“Mereka sedang panik,” kata Bu Nana setelah duduk kembali.
“Ada apa? Kok sampai panik?” tanyaku kepo, meskipun tadi Sherly sudah menjelaskan dengan tenang, tetapi Bu Nana sepertinya datang membawa kabar lain.
Wanita itu terdiam menatap jendela dengan tatapan hampa. Entah apa yang kini ia rasakan.
Apakah ia ikut panik juga? Atau Bu Nana hanya sekedar ingin tahu?
Mana aja, deh yang benar. Lagian ada hubungan apa Bu Nana dengan tetangga sebelah?
Hanya bertetangga bukan? Atau mereka masih ada pertalian saudara?
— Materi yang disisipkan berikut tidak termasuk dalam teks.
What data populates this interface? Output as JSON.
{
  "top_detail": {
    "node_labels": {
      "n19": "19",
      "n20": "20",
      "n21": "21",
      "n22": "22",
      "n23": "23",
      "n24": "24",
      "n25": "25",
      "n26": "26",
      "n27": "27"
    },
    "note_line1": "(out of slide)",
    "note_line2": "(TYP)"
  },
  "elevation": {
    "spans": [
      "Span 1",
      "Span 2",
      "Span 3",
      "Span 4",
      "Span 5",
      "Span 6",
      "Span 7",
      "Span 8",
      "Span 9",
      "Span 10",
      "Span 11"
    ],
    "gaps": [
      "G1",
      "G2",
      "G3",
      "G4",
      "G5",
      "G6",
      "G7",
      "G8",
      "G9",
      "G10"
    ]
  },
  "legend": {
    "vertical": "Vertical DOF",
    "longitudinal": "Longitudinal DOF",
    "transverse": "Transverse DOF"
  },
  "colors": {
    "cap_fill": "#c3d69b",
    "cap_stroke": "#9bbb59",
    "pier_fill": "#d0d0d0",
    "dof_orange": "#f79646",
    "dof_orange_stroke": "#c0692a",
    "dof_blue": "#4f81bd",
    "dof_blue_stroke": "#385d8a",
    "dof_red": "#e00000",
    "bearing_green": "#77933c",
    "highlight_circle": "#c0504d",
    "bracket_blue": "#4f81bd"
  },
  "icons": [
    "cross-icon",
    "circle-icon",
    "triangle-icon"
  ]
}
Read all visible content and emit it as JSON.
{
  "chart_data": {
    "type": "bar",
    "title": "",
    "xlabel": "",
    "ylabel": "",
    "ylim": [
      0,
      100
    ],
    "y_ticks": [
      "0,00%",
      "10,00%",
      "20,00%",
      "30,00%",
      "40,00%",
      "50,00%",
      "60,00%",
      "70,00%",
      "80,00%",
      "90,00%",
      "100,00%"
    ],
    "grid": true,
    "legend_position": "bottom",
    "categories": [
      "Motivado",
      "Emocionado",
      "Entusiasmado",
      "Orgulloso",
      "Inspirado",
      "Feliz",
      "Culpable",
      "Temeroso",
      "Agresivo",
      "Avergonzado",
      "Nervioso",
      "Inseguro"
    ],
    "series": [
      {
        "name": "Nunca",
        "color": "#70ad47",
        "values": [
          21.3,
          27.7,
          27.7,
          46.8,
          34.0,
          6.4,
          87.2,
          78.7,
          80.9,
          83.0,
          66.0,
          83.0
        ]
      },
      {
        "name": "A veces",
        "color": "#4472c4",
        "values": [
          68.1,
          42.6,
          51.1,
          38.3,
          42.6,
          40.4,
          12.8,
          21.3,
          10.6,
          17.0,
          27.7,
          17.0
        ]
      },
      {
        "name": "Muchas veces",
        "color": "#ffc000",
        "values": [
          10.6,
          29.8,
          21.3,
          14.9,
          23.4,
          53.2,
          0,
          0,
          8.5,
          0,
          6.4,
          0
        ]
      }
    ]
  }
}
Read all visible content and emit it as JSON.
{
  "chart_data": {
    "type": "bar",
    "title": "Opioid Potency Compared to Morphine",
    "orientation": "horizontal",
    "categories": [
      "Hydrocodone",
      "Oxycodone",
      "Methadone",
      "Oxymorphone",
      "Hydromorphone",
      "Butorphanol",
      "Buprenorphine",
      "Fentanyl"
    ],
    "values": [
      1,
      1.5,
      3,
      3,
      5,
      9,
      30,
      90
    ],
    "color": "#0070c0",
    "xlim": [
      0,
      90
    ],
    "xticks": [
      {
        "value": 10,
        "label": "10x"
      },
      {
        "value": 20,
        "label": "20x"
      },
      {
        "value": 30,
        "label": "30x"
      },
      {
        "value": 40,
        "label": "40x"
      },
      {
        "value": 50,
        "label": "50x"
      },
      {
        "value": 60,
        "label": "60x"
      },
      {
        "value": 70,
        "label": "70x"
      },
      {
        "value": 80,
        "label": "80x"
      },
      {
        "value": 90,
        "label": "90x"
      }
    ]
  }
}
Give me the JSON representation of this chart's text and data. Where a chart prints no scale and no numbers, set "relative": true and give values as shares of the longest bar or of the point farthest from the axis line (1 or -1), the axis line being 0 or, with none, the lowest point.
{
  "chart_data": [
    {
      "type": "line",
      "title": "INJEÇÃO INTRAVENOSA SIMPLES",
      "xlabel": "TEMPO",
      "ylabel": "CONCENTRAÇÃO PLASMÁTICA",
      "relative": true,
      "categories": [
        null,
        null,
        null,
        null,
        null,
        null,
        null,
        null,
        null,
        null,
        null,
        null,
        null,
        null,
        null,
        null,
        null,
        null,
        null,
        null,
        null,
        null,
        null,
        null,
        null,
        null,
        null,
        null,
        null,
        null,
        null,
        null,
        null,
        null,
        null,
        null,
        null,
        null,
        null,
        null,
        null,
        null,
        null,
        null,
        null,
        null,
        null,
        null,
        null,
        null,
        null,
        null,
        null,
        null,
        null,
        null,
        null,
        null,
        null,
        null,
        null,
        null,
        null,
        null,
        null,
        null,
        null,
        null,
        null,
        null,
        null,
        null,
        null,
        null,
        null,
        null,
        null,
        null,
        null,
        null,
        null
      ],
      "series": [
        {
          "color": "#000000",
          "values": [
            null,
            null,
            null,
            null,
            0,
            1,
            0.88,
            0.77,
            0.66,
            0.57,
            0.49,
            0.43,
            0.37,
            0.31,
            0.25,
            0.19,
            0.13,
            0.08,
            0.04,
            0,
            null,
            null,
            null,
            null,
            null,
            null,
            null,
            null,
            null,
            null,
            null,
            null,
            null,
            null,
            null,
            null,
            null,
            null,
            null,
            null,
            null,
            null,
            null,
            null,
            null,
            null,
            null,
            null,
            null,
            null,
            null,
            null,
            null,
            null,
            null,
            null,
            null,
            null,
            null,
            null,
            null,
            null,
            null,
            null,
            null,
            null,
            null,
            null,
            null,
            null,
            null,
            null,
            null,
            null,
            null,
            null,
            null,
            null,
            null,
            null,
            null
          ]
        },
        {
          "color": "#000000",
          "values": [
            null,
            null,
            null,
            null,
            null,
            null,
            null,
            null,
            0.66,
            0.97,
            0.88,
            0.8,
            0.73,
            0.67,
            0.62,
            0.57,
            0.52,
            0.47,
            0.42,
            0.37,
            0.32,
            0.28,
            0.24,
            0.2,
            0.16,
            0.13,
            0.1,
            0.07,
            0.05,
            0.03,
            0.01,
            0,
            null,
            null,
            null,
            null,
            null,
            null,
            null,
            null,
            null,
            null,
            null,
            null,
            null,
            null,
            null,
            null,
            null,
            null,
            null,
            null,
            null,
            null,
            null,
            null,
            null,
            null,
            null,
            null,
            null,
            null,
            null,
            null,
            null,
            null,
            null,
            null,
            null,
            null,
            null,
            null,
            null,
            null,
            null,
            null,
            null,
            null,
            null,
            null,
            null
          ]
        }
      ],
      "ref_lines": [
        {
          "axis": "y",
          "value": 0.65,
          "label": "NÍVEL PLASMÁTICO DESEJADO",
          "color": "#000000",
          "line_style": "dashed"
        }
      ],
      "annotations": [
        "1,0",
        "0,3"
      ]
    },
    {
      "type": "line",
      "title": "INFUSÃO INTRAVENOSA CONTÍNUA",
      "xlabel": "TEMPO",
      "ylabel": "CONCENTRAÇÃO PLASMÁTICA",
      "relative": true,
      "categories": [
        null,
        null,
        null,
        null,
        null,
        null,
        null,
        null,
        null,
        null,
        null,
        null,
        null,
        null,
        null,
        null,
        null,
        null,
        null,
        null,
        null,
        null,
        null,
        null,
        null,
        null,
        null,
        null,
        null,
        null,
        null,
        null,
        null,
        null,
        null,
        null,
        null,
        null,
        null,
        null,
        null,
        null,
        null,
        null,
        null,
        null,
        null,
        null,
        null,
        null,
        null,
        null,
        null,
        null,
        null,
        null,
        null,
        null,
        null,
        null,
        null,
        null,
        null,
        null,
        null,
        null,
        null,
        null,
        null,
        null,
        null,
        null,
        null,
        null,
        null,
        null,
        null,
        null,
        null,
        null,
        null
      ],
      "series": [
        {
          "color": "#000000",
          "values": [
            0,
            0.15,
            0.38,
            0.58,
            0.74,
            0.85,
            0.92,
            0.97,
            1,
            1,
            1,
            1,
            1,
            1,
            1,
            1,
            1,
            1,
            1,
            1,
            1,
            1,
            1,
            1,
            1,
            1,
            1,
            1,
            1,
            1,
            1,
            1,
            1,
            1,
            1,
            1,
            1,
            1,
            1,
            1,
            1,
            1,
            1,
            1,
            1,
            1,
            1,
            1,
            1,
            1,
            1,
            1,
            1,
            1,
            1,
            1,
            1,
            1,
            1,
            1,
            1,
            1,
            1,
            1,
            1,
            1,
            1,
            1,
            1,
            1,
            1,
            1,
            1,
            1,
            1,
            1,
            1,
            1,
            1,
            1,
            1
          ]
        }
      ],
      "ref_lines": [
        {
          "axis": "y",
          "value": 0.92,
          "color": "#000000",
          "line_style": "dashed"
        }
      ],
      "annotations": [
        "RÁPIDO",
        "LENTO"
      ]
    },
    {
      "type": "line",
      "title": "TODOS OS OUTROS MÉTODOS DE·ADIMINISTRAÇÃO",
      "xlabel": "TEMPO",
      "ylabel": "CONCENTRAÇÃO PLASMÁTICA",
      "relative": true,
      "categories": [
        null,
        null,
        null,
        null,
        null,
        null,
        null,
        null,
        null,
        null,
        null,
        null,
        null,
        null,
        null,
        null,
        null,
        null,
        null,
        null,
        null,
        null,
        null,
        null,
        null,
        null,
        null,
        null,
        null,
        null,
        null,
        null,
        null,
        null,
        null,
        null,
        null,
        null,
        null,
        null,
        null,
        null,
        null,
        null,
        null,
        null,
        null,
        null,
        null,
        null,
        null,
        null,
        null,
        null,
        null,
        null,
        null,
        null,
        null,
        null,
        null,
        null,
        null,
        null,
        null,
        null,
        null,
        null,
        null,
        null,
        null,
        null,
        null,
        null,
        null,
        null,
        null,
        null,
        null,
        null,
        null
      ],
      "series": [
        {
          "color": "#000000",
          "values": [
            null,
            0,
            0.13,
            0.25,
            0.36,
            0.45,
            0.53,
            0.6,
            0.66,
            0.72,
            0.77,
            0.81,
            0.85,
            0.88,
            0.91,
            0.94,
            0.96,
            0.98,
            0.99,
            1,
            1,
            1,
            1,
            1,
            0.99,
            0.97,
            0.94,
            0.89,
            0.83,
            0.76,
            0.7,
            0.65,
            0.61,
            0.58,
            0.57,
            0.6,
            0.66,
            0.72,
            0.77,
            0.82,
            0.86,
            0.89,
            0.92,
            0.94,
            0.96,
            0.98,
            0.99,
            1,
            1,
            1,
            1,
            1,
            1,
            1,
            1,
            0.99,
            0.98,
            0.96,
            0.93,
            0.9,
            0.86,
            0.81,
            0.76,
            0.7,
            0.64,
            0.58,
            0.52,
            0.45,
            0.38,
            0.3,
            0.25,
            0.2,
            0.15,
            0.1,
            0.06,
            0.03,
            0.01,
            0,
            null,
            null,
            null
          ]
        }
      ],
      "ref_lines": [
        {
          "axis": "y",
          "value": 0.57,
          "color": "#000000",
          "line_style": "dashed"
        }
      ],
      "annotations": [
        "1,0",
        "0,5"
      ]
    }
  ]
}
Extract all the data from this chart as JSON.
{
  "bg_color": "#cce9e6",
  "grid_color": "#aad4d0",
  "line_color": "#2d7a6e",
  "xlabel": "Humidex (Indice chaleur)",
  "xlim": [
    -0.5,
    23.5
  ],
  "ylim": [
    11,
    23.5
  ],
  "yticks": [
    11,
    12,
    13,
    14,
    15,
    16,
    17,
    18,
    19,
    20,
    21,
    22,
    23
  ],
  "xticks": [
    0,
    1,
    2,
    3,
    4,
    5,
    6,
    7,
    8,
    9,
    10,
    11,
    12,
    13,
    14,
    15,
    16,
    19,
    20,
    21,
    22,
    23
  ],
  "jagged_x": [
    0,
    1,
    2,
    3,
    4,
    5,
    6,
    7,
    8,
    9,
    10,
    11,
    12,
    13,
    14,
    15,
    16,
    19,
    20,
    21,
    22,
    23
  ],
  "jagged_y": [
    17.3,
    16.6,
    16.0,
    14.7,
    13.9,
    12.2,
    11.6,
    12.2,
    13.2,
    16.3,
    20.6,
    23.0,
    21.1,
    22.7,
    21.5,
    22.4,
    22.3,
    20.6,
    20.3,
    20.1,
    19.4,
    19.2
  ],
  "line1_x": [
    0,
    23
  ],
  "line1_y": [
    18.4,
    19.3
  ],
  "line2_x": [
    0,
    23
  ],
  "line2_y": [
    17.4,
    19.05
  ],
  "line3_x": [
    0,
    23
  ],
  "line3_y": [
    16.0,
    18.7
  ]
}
Wajah Bu Nana terlihat bingung seolah terdesak situasi, tetapi tidak tahu harus melakukan apa.
"Dukun yang dipanggil sedang membantu persalinan wanita lain di desa tetangga," jawab Bu Nana suaranya terdengar parau.
Kentara sekali jika sedang tidak fokus dengan kami.
"Kan, tingggal tunggu aja. selesai membantu dari desa sebelah, ia bisa datang ke sini," kataku dengan entengnya.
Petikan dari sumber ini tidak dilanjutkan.